In January 2003, the FASB issued FIN No. 46, "Consolidation of Variable Interest
Entities" (FIN 46). FIN No. 46 states that companies that have exposure to the
economic risks and potential rewards from another entity's assets and activities
have a controlling financial interest in a variable interest entity and should
consolidate the entity, despite the absence of clear control through a voting
equity interest. The consolidation requirements apply to all variable interest
entities created after January 31, 2003. For variable interest entities that
existed prior to February 1, 2003, the consolidation requirements are effective
for annual or interim periods beginning after June 15, 2003. Disclosure of
significant variable interest entities is required in all financial statements
issued after January 31, 2003, regardless of when the variable interest was
created.

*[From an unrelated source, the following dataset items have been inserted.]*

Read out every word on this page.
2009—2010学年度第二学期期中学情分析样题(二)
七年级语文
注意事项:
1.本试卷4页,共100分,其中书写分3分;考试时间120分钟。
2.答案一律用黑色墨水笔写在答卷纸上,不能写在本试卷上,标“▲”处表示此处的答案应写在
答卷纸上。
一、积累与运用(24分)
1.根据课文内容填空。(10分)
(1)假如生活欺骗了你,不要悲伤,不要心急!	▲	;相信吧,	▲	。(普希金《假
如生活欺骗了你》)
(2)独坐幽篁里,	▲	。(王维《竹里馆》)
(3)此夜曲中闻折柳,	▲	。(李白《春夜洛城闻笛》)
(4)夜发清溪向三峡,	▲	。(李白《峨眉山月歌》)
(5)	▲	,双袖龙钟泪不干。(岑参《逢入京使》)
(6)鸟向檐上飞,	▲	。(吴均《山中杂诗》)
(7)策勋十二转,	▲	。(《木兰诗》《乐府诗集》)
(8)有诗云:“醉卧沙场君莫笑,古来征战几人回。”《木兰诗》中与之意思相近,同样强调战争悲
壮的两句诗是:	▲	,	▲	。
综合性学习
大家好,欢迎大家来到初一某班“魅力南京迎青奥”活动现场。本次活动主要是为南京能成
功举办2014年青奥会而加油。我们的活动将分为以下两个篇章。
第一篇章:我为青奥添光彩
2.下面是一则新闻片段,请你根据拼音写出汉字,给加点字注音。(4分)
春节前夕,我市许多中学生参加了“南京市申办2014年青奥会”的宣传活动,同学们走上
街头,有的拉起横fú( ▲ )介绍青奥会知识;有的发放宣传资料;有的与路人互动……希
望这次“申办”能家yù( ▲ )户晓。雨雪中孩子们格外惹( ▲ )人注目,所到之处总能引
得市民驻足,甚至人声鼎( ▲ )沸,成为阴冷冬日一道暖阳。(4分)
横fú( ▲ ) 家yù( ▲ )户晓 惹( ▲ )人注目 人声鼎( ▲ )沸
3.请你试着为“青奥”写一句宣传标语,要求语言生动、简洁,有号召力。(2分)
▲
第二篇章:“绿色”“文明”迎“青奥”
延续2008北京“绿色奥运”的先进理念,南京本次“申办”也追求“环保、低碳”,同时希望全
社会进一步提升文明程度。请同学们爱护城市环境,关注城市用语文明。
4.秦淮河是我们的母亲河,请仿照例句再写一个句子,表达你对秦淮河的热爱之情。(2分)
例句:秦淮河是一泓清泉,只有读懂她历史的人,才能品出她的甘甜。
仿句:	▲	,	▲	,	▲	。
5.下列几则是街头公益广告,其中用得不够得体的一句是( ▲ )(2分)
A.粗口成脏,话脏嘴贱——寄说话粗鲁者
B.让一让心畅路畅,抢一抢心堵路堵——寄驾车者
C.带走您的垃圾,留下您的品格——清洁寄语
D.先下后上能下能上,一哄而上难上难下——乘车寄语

The adoption of FIN No. 46 did not have a material impact on the
Company's financial statements.

Impairment of long-lived assets is assessed by the Company for impairment
-------------------------------
whenever there is an indication that the carrying amount of the asset may not be
recoverable.  Recoverability of these assets is determined by comparing the
forecasted undiscounted cash flows generated by those assets to the assets' net
carrying value.  The amount of impairment loss, if any, is measured as the
difference between the net book value of the assets and the estimated fair value
of the related assets.


3.     STOCKHOLDERS' EQUITY

The Company declared a 3.1126202 for 1 stock split effective June 30, 2003.  The
number  of shares presented in these financial statements has been retroactively
restated  for  all  periods  to  reflect  this  stock  split.

The Company issued 37,944,922 shares of its common stock in connection with the
acquisition of Aero Marine Engine Corp.  Under reverse acquisition accounting,
these shares are reflected as issued on the date of inception and valued at the
book value of the net assets of as of the date of the transaction.

Aero was incorporated in contemplation of the reverse acquisition of the Company
as well as the Dyna-Cam acquisition.  A total of 38,944,922 common shares were
issued in the reverse merger transaction.  However, 1,000,000 of those shares
were designated for the Dyna-Cam acquisition.  (See Subsequent Event Footnote.)
The Company raised $1,218,598 as
part of its initial capitalization.  This capital was raised among four
individuals in contemplation of their receiving the 37,944,922 shares of the
Company's common stock in connection with the acquisition of Aero Marine Engine
Corp.  The value of the 1,000,000 shares issued in connection with the Dyna-Cam
purchase was determined to be $0.032 per share, which is the price per share
paid by the investors that acquired the 37,944,922 shares for cash.

In connection with the reverse acquisition transaction with Aero, the Company's
two controlling shareholders at that time cancelled 9,337,860 shares of common
stock held by them.  Upon completion of this cancellation, the Company had
11,000,000 shares of common stock remaining outstanding prior to the reverse
acquisition transaction.

During the quarter ended March 31, 2004, the Company issued 5,000,000 shares of
its common stock in exchange for consulting services rendered to the company
pursuant to an S-8 registration statement.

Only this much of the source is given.